Fifty years ago today was the 50th wedding anniversary of my paternal grandparents, Ira and Mary Ella. Which means that 100 years ago today was their wedding, which took place in the parlor of Granny’s parents’ boardinghouse on Canal Boulevard in New Orleans. Granny wore a green traveling suit with a fur scarf, and Grampa was so poor he had to wear his doughboy uniform because he couldn’t afford a suit. (I should have thought about looking for the information sooner, but Heaven knows where it is in this house full of papers.)
Grampa in France.
He did provide an inexpensive gold ring, though, engraved inside “LOVE IS REFLECTED IN LOVE. To M.E.” Granny was not really much of a jewelry person, and she eventually gave this little ring to my father to use for himself when he married Mother. But Daddy was not much of a jewelry person either. He thought he had lost it. After Mother died, I remember turning his jewelry box upside down and giving it a vigorous shake. Among the basketball charms, never-worn cufflinks, and tie bars, Granny’s little ring revealed itself. I treasure it now.
The Evans sisters: Mary Ella (my granny), Fannie, Sister, Kate, Lal, and Johnnie. I believe they are outside the boardinghouse.
Aunt Betty once told me how they met. Granny was visiting friends in Opelousas, Grampa’s hometown. Grampa had a friend at the house where she was staying. While working in the kitchen, the girls saw Grampa coming up the walk. Granny took one look, turned to her friend, and said “That’s the man I’m going to marry.” And she did!
Granny and Grampa were both popular and loving people (but they could be stern with grandchildren), and they were “fruitful and multiplied:” five children and eighteen grandchildren. So somehow someone came up with the idea of a banquet for their 50th anniversary. (When you have just turned seven years old, these things just happen.) People came from near and far, and there was a play about their lives in which all the grandchildren had to appear as themselves. (I think Mother might have written it, but I don’t remember.) I remember us rehearsing at our house, and the crowd of people in our living room.
The banquet itself was held in one of the function rooms at the Chateau Charles on Highway 90, and it was at this event that I fell in love with an E-shaped banquet table.
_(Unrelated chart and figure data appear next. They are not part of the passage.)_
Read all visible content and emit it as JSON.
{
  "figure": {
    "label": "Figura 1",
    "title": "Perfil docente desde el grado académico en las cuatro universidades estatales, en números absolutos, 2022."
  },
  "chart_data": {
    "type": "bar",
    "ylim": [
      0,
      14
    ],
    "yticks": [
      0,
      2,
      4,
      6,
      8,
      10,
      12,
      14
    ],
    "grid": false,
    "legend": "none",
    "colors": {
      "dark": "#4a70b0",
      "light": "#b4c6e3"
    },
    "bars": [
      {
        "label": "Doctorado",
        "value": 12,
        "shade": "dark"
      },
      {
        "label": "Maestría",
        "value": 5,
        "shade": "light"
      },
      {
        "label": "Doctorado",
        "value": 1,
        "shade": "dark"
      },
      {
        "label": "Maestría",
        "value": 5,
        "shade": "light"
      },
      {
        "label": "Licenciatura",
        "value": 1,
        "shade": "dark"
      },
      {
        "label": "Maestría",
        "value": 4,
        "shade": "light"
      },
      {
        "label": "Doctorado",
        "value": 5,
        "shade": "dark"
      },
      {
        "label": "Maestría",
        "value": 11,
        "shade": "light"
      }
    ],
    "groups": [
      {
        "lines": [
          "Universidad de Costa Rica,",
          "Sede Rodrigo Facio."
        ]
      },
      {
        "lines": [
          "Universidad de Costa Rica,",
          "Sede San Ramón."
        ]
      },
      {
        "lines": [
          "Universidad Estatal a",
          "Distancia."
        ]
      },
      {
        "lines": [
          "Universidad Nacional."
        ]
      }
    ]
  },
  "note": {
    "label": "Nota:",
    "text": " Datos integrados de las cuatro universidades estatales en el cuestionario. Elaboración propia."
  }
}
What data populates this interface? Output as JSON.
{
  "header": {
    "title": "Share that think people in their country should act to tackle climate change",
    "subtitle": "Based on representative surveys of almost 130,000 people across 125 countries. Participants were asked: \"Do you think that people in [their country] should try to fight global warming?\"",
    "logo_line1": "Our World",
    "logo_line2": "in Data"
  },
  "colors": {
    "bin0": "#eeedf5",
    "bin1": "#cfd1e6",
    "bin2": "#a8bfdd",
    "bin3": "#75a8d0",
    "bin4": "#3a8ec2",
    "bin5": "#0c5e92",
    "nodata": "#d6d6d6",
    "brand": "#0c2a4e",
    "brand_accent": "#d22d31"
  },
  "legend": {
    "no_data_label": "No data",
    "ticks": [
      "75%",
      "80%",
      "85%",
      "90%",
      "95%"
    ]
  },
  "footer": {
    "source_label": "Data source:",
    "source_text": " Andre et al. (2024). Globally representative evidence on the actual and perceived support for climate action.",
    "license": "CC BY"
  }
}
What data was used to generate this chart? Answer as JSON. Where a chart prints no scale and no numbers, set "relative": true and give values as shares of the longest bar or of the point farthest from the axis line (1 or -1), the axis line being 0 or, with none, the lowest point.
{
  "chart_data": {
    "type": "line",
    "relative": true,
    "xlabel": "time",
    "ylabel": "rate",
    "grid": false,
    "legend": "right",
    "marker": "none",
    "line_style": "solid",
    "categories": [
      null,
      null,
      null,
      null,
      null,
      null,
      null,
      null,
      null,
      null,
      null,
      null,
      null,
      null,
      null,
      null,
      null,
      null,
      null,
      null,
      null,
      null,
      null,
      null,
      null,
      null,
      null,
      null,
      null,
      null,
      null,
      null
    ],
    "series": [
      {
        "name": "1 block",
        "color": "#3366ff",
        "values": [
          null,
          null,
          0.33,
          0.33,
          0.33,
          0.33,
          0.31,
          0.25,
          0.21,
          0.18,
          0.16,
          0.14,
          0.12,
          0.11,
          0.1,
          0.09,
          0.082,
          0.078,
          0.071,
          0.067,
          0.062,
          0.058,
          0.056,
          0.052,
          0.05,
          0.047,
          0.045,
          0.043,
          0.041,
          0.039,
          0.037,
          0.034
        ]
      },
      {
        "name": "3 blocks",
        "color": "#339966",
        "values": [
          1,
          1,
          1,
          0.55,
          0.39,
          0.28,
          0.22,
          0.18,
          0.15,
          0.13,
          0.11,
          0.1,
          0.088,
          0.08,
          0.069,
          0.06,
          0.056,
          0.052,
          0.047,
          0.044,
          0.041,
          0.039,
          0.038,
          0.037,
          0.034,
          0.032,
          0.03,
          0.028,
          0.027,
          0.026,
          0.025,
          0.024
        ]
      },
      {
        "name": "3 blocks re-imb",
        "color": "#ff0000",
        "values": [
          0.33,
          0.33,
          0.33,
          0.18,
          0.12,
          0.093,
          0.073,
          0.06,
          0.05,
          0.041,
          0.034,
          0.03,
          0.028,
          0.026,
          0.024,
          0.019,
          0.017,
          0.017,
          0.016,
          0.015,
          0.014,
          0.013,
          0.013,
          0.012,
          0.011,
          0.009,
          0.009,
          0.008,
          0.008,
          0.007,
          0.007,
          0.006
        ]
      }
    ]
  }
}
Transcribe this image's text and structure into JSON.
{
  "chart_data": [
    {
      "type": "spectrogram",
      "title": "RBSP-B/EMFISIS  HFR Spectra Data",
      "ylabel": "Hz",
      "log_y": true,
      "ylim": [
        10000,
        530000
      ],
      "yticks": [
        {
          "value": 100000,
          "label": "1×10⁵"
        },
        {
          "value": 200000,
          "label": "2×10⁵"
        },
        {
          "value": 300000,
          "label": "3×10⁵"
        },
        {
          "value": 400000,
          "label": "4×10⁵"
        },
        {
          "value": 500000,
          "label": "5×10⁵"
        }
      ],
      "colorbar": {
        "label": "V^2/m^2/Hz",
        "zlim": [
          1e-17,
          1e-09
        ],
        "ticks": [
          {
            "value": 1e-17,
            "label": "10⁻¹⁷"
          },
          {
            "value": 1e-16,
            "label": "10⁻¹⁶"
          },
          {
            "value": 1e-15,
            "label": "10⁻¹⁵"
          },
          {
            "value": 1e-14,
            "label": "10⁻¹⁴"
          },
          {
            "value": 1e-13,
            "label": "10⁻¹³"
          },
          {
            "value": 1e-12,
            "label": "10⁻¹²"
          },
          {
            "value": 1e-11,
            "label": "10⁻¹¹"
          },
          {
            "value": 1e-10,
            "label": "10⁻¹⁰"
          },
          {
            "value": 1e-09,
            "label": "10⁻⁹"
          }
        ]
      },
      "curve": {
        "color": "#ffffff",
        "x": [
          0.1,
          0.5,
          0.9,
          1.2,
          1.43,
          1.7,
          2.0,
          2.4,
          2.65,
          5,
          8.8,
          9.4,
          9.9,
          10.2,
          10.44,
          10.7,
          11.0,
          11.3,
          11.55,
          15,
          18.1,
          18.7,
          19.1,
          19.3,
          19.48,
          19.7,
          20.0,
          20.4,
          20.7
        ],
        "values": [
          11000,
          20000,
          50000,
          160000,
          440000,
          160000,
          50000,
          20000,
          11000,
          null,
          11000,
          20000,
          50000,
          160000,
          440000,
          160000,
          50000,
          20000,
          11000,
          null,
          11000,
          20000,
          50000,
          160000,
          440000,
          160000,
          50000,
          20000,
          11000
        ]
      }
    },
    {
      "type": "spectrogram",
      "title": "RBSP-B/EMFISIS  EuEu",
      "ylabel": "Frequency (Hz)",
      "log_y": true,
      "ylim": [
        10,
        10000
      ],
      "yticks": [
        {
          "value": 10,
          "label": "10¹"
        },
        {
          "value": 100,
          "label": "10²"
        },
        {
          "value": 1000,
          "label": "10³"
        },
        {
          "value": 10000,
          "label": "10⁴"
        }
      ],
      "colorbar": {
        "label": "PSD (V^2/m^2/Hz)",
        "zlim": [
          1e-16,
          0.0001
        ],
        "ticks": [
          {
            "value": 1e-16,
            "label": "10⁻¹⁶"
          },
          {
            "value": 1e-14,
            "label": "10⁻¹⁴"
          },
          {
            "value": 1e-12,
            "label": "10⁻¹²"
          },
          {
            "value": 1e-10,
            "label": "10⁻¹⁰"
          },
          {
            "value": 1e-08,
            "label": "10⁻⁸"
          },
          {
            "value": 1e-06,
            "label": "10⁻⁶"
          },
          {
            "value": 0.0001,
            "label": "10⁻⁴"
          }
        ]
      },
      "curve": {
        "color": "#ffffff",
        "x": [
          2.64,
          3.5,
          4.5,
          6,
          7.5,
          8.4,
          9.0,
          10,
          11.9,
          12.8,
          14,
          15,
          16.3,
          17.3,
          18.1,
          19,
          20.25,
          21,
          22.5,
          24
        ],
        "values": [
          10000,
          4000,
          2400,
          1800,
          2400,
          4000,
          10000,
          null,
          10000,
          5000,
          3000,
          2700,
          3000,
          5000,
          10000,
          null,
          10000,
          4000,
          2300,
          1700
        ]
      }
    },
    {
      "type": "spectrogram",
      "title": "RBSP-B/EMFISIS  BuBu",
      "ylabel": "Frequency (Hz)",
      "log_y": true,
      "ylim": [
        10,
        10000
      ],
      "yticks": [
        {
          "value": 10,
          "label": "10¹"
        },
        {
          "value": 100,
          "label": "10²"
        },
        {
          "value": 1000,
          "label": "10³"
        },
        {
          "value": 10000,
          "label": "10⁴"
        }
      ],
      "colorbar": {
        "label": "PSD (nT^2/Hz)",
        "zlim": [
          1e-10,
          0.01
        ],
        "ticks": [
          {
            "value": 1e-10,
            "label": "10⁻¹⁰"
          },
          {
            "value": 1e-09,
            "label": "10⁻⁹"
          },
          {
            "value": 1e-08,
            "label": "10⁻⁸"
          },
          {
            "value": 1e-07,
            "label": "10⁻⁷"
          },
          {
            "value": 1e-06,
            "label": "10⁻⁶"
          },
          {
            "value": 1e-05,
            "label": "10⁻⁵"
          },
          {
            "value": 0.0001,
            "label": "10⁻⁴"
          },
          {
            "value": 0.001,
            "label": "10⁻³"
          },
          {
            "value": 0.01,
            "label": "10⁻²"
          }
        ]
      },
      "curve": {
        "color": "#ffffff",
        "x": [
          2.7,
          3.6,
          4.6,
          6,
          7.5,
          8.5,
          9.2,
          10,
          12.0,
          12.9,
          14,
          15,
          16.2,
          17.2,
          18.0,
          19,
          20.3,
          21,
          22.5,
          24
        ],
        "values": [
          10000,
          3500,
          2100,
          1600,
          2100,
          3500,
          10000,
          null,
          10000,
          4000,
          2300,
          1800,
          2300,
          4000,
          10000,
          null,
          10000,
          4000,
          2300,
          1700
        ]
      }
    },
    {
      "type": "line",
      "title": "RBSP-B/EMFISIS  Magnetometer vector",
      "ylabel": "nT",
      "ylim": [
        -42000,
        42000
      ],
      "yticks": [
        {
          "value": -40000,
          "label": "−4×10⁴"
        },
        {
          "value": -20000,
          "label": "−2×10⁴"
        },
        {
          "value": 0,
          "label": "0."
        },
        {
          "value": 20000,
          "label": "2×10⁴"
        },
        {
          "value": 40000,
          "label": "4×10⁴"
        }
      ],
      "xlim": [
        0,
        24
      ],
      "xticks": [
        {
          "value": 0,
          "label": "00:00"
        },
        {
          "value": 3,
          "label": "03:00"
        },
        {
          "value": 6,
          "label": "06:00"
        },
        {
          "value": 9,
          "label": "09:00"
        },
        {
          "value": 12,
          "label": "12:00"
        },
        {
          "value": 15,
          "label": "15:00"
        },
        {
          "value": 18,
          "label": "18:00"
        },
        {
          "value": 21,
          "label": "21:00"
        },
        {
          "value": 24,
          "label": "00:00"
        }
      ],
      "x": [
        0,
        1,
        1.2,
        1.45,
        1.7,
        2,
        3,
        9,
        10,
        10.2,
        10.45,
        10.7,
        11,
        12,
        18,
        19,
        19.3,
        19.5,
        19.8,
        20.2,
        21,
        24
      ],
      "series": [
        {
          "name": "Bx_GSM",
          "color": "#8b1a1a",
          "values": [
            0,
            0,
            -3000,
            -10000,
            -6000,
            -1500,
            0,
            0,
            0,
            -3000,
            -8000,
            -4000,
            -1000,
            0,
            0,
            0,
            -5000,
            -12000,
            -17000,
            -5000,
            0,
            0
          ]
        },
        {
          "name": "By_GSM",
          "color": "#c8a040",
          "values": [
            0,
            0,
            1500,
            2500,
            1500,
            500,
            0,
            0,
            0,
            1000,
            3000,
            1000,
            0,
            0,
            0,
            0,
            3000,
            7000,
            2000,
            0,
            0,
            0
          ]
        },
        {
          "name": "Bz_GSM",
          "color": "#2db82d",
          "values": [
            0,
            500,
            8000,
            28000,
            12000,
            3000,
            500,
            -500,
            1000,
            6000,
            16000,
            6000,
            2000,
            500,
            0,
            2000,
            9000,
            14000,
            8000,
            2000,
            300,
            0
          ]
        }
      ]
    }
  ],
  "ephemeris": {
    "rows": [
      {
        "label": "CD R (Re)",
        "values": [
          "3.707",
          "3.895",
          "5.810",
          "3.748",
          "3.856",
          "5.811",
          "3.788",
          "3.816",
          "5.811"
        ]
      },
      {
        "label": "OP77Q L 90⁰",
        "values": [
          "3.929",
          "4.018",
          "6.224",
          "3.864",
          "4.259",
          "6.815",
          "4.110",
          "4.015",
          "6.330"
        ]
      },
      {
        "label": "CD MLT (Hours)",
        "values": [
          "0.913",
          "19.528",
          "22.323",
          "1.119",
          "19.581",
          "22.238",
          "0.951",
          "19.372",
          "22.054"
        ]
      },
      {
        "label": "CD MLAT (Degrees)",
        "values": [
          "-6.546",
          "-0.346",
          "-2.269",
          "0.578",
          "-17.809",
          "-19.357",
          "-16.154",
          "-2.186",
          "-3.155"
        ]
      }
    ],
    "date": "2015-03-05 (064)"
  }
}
I don’t remember much about the evening (I talked to one cousin recently who doesn’t remember it at all), but I remember the bright lights, the smiling, everyone dressed in their best, and the occasion of getting to sit with all the grownups at that enormous, beautiful table.
Of course there were photos taken of family groups, and you already know how much I treasure the portrait above of all of us together. It makes me think of the hubbub of every Christmas Eve of my childhood, when everyone would be there, and everyone moving and talking at once. Granny, raised in a boardinghouse with six siblings, was always happiest with a crowd around, and I know Christmas Eve must have been the happiest night of the year for her. I’m the same way: I want everyone to be there.
And this is our little family that night. Daddy looks like he’s ready to go home to bed! And doesn’t Mother look beautiful? I remember that rust-colored suit; she would wear it to church on Sundays.
Today is not only a wedding anniversary. Four years ago this evening my father died, after a long decline. He had told me months before how much he wanted to see his parents. Today it is better for me to “ponder these things in my heart” rather than on the page. Tonight I’ll raise a glass in his memory, and to my family established throughout the nation, but who I hold close.